Proof $1+2+3+4+\cdots+n = \frac{n\times(n+1)}2$
Let $$S = 1 + 2 + \ldots + (n-1) + n.$$ Write it backwards: $$S = n + (n-1) + \ldots + 2 + 1.$$ Add the two equations, term by term; each term is $n+1,$ so $$2S = (n+1) + (n+1) + \ldots + (n+1) = n(n+1).$$ Divide by 2: $$S = \frac{n(n+1)}{2}.$$
My favourite proof is the one given here on MathOverflow. I'm copying the picture here for easy reference, but full credit goes to Mariano Suárez-Alvarez for this answer.
Takes a little bit of looking at it to see what's going on, but it's nice once you get it. Observe that if there are n rows of yellow discs, then:
- there are a total of 1 + 2 + ... + n yellow discs;
- every yellow disc corresponds to a unique pair of blue discs, and vice versa;
- there are ${n+1 \choose 2} = \frac 12 n(n+1)$ such pairs.
What a big sum! This is one of those questions that have dozens of proofs because of their utility and instructional use. I present my two favorite proofs: one because of its simplicity, and one because I came up with it on my own (that is, before seeing others do it - it's known).

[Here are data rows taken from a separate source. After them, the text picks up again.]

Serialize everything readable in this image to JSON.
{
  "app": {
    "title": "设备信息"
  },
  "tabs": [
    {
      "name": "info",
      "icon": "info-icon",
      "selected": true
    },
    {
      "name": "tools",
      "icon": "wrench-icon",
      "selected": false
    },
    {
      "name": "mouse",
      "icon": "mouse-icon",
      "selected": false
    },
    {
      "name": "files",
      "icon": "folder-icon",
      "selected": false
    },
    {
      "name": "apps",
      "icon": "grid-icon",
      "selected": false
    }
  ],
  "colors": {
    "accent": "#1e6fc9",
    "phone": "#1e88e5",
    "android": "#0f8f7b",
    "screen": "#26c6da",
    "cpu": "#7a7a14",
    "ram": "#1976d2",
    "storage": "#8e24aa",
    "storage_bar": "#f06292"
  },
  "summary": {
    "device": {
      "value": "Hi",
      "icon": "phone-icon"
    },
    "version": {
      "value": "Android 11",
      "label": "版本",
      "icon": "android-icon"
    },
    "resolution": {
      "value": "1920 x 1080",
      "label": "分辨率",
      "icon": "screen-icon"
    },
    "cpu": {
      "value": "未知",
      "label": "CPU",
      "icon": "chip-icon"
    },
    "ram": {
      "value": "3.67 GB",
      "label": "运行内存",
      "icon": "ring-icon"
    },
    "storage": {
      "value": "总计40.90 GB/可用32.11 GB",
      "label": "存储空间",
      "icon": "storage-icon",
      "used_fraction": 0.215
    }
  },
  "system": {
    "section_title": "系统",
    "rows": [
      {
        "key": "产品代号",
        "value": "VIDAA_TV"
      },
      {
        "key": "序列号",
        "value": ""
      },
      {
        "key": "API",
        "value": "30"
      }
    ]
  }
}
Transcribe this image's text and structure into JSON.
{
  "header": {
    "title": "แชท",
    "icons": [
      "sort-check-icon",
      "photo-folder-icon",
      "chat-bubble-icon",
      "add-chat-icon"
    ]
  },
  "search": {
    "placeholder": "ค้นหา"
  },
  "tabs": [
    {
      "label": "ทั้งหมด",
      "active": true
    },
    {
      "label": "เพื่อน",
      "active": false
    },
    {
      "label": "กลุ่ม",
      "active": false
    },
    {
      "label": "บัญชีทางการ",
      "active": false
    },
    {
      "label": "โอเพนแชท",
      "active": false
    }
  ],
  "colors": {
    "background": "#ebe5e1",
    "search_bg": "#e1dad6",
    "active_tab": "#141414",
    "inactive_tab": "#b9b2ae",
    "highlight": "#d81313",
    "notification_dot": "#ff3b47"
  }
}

The first involves the above picture: 
In short, note that we want to know how many boxes are in the outlined region, as the first column has 1 box, the second 2, and so on (1 + 2 + ... + n). One way to count this quickly is to take another copy of this section and attach it below, making a $n*(n+1)$ box that has exactly twice as many squares as we actually want. But there are $n*(n+1)$ little squares in this area, so our sum is half that: $$ 1 + 2 + ... + n = \dfrac{n(n+1)}{2}. $$
Second proof, same as the first but a little bit harder and a little bit worse:
Let us take for granted the finite geometric sum $1 + x + x^2 + ... + x^n = \dfrac{x^{n+1} - 1}{x-1}$ (If you are unfamiliar with this, comment and I'll direct you to a proof). This is a polynomial - so let's differentiate it. We get $$ 1 + 2x + 3x^2 + ... + nx^{n-1} = \dfrac{ (n+1)x^n (x-1) - x^{n+1} + 1}{ (x-1)^2 }$$ Taking the limit as x approaches 1, we get
$$ \lim_{x \to 1} \dfrac{ (n+1)x^n (x-1) - x^{n+1} + 1}{ (x-1)^2} = \dfrac{ (n+1) [ (n+1)x^n - nx^{n-1} ] - (n+1)x^n }{2(x-1)} = $$ $$ \lim_{x \to 1} \dfrac{ (n+1)[(n+1)(n)x^{n-1} - n(n-1)x^{n-2}] - (n+1)(n)x^{n-1} } {2}$$
where we used two applications of l'Hopital above. This limit exists, and plugging in x = 1 we see that we get $$ \dfrac{1}{2} * (n+1)(n) [ (n+1) - (n-1) - 1] = \dfrac{ (n)(n+1)}{2}.$$
And that concludes the second proof.